Nowadays, it is said that cyber security is a work-stopping topic, it is not necessary. It is heard that only 40 percent of the private and public sector need it, while the remaining 60 percent say that cyber security is useless, and that companies are exaggerating to increase business. Two or three years ago there was no such understanding, now it seems strange to see that even our corporate sector, government and regulatory bodies consider cyber security as an obstacle. They don't understand its importance. Therefore, literacy should be started from the top level about cyber security in Nepal, cyber security arrangements should be made mandatory in the agencies.

As more people are becoming aware of cyber security in Nepal, organizations are not aware of that ratio. For example: our bank and digital wallets are cyber security certified but the regulator Nepal Rastra Bank itself is not certified. Not only the National Bank, none of the regulatory and government agencies are certified in cyber security. Now it is important to make organizations aware of cyber security before disseminating information to the general public.

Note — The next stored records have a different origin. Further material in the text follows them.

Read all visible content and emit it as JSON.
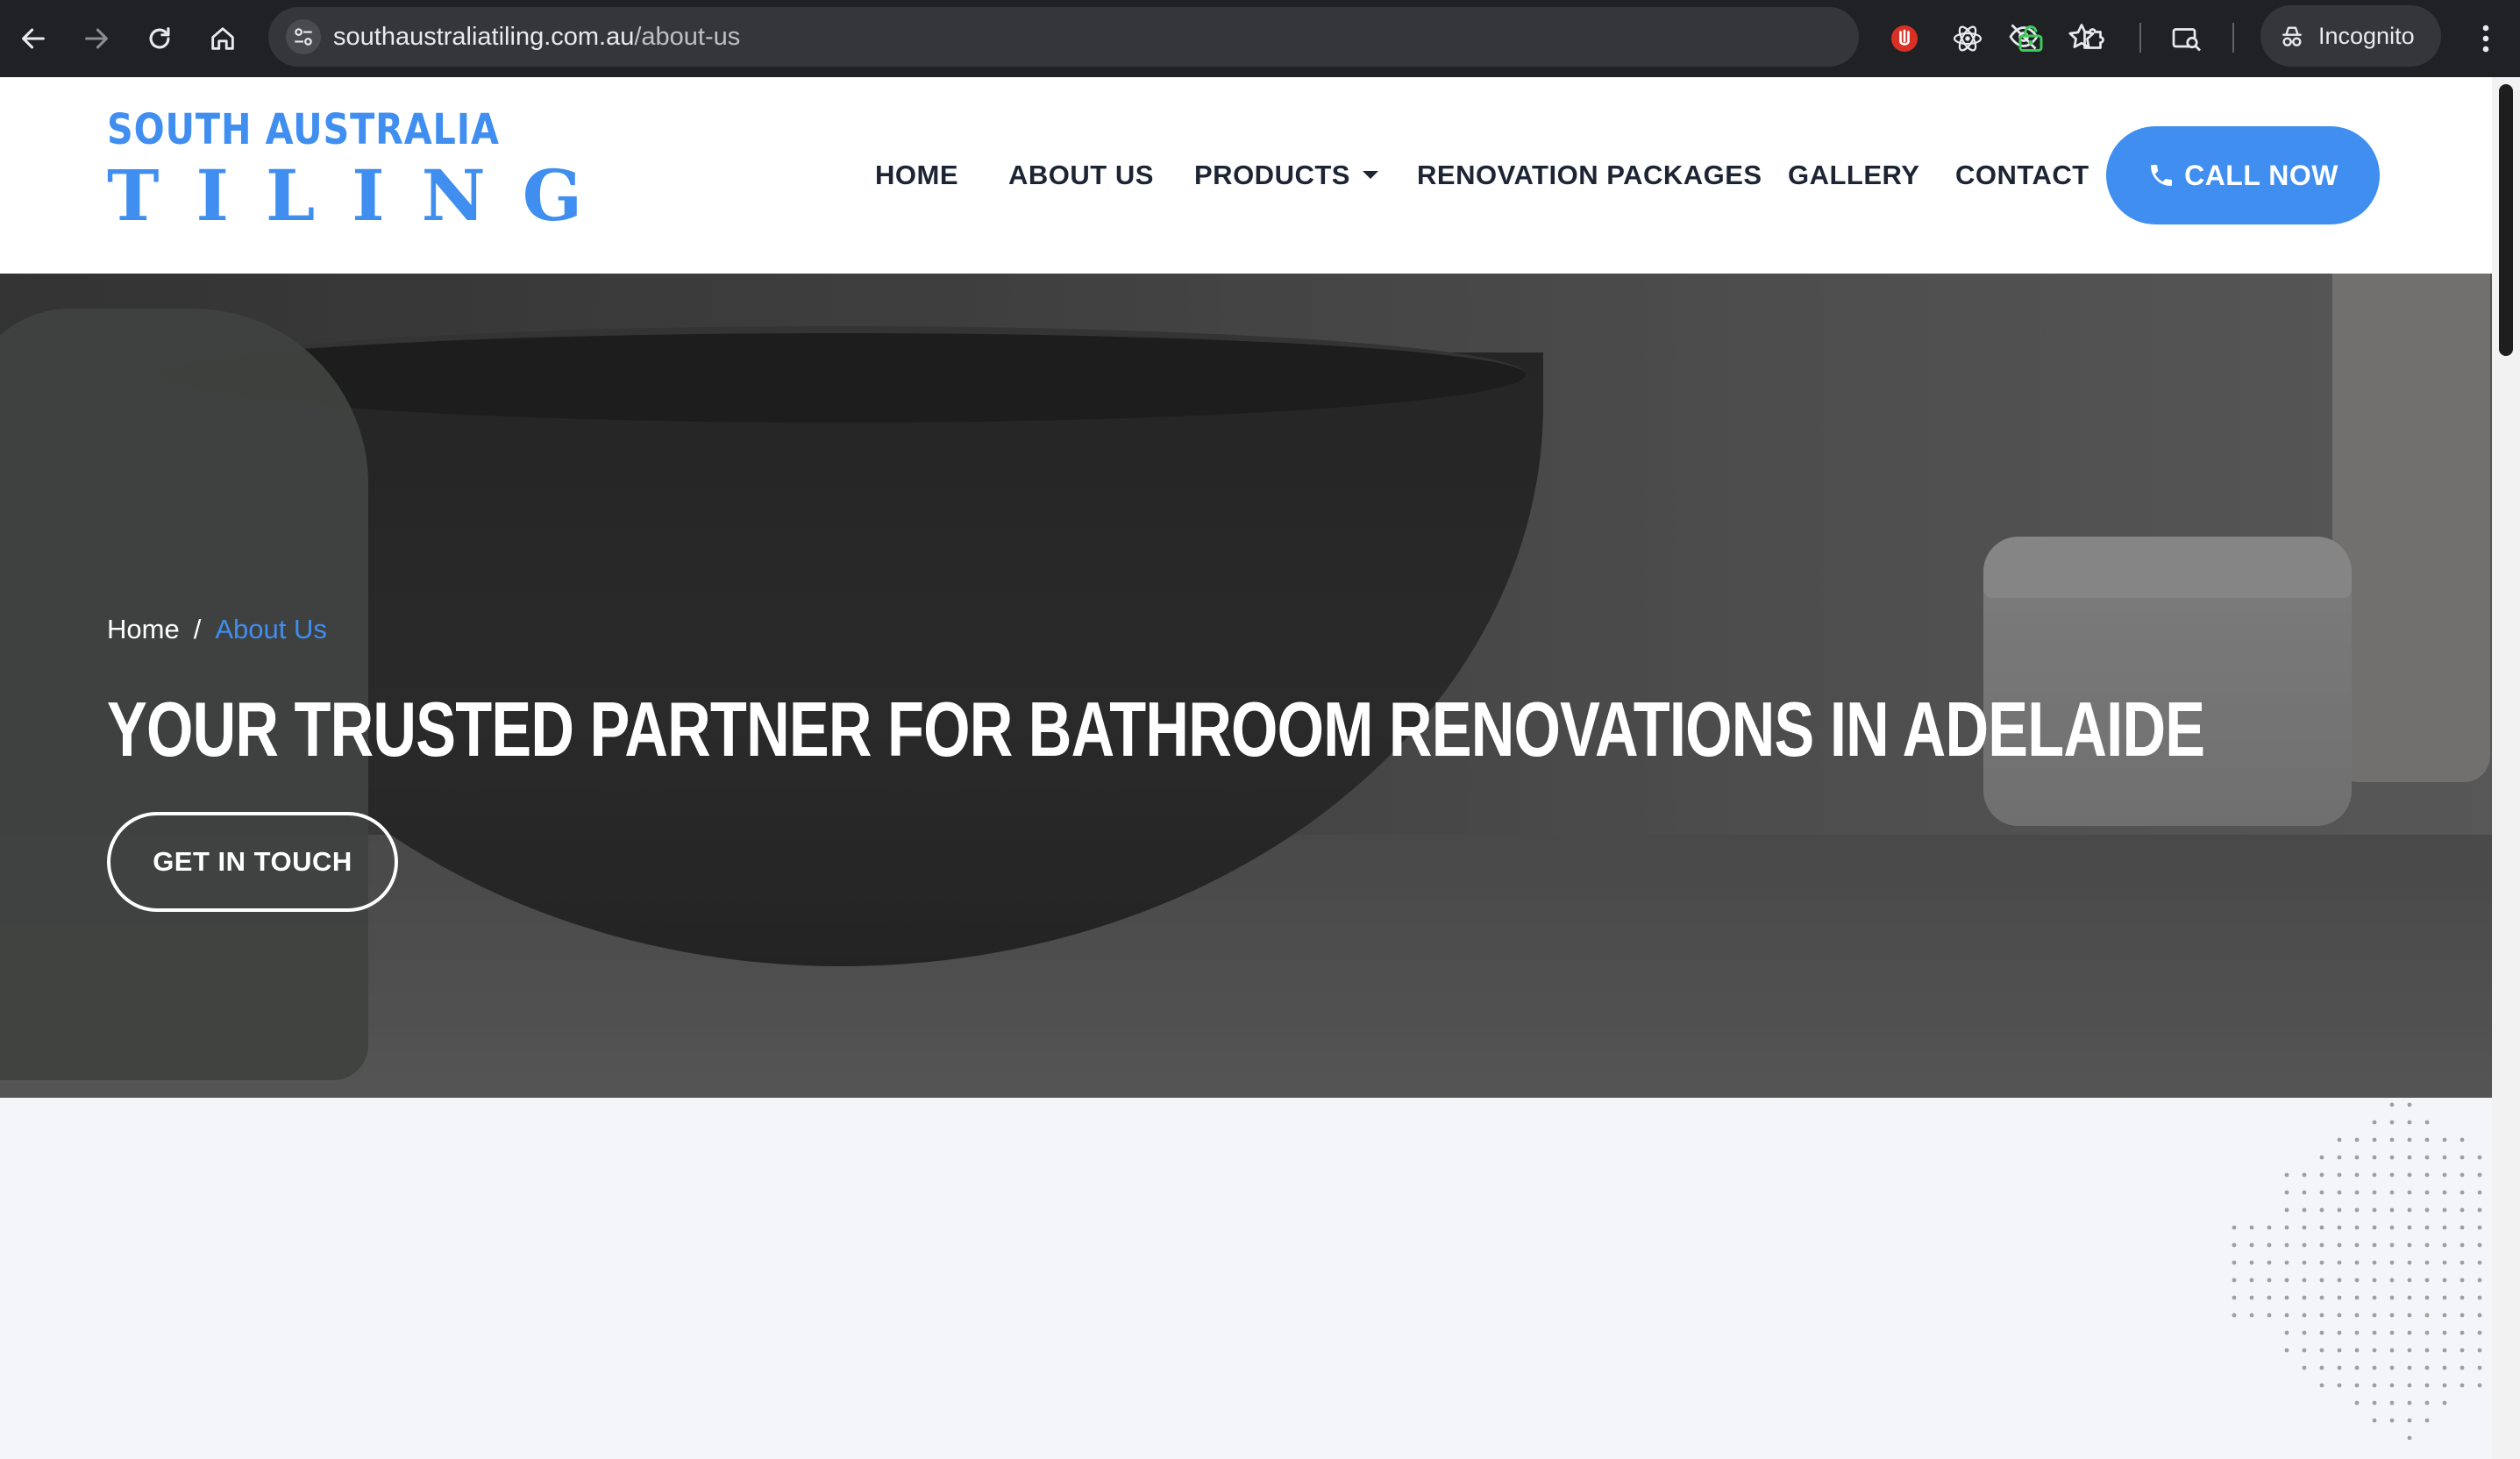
{
  "browser": {
    "url_domain": "southaustraliatiling.com.au",
    "url_path": "/about-us",
    "incognito_label": "Incognito",
    "icons": [
      "back-icon",
      "forward-icon",
      "reload-icon",
      "home-icon",
      "site-settings-icon",
      "eye-off-icon",
      "star-icon",
      "extension-red-icon",
      "react-icon",
      "lock-green-icon",
      "puzzle-icon",
      "tab-search-icon",
      "incognito-icon",
      "more-icon"
    ]
  },
  "site": {
    "logo_line1": "SOUTH AUSTRALIA",
    "logo_line2": "TILING",
    "brand_color": "#3f8ef0",
    "nav": {
      "home": "HOME",
      "about": "ABOUT US",
      "products": "PRODUCTS",
      "renovation": "RENOVATION PACKAGES",
      "gallery": "GALLERY",
      "contact": "CONTACT"
    },
    "call_now": "CALL NOW"
  },
  "hero": {
    "breadcrumb_home": "Home",
    "breadcrumb_sep": "/",
    "breadcrumb_current": "About Us",
    "title": "YOUR TRUSTED PARTNER FOR BATHROOM RENOVATIONS IN ADELAIDE",
    "cta": "GET IN TOUCH"
  }
}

From the Prime Minister's Office, all ministries, divisions, departments and regulatory bodies should first be literate on this matter. As soon as they protect their devices and systems, it is easy to instruct others to 'protect them'. Who will believe when you order others to be safe when you are not safe yourself? The process of cyber security assurance should start from the top, not the bottom.

– Limbu is the Chief Executive Officer of Bhairav ​​Technologies.